Even established compounds warrant fresh thinking. As environmental and economic pressures tighten, teams might look at hybrid extraction and purification strategies to cut down waste. Process intensification—aiming to unite multiple transformations in single-pot protocols—could further optimize both material and energy use.
Market-wide collaboration, from suppliers down to bench chemists, brings shared benefit. Trade associations and academic partnerships foster the open exchange of best practices, case studies, and technical support, helping both established and up-and-coming groups to handle novel challenges. I’ve seen, in one consortium, how information sharing on solvent usage, waste minimization, and alternative purification strategies sparked a round of upgrades and optimizations—raising standards across the board.
Many in the field highlight high-throughput experimentation and computer-aided route design.

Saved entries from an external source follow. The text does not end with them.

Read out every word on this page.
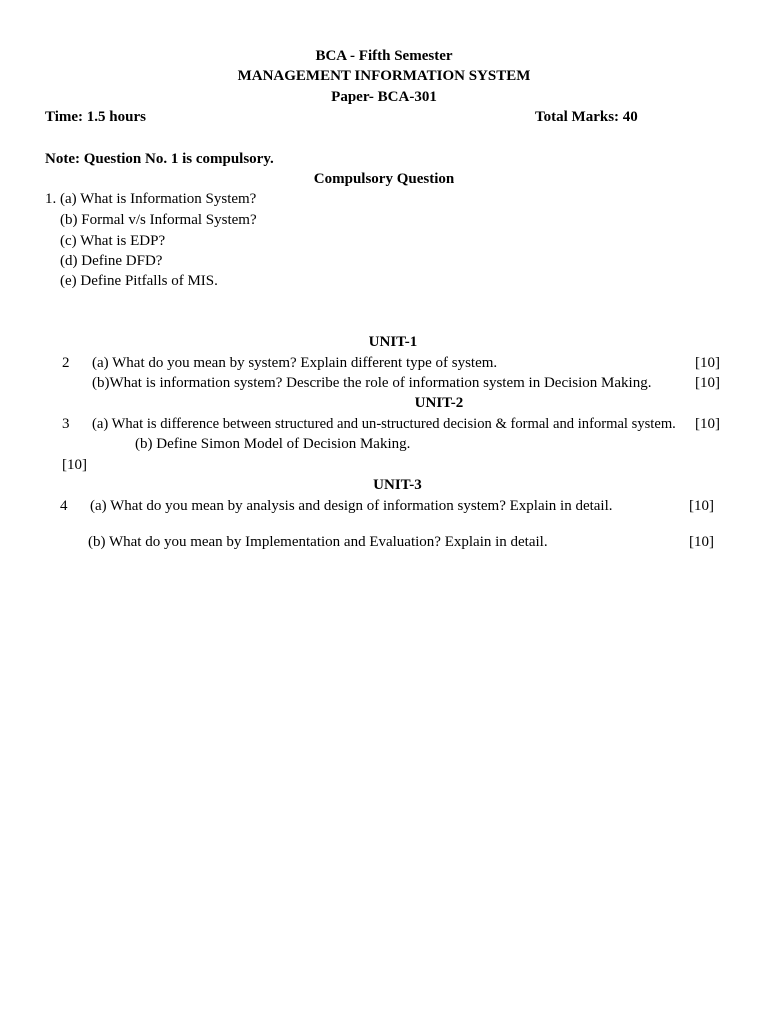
BCA - Fifth Semester
MANAGEMENT INFORMATION SYSTEM
Paper- BCA-301
Time: 1.5 hours	Total Marks: 40
Note: Question No. 1 is compulsory.
Compulsory Question
1. (a) What is Information System?
(b) Formal v/s Informal System?
(c) What is EDP?
(d) Define DFD?
(e) Define Pitfalls of MIS.
UNIT-1
2 (a) What do you mean by system? Explain different type of system.	[10]
(b)What is information system? Describe the role of information system in Decision Making.	[10]
UNIT-2
3 (a) What is difference between structured and un-structured decision & formal and informal system. [10]
(b) Define Simon Model of Decision Making.
[10]
UNIT-3
4 (a) What do you mean by analysis and design of information system? Explain in detail.	[10]
(b) What do you mean by Implementation and Evaluation? Explain in detail.	[10]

Yet, even the best laid plans fail without dependable intermediates. 3-Bromotetrahydro-4H-pyran-4-one justifies its favored status not with buzzwords, but through hands-on results that have helped bridge the gap between visionary design and successful scale-up. The difference lies in its proven ability to keep experiments moving, minimize roadblocks, and support broader industry advances.
As chemical researchers and product developers face increasing pressure to do more with less, the value of robust, time-tested intermediates like this one grows. With every recurring success, each positive anecdote, and every streamlined project, the chemical community builds up confidence in a future shaped by both innovation and reliability.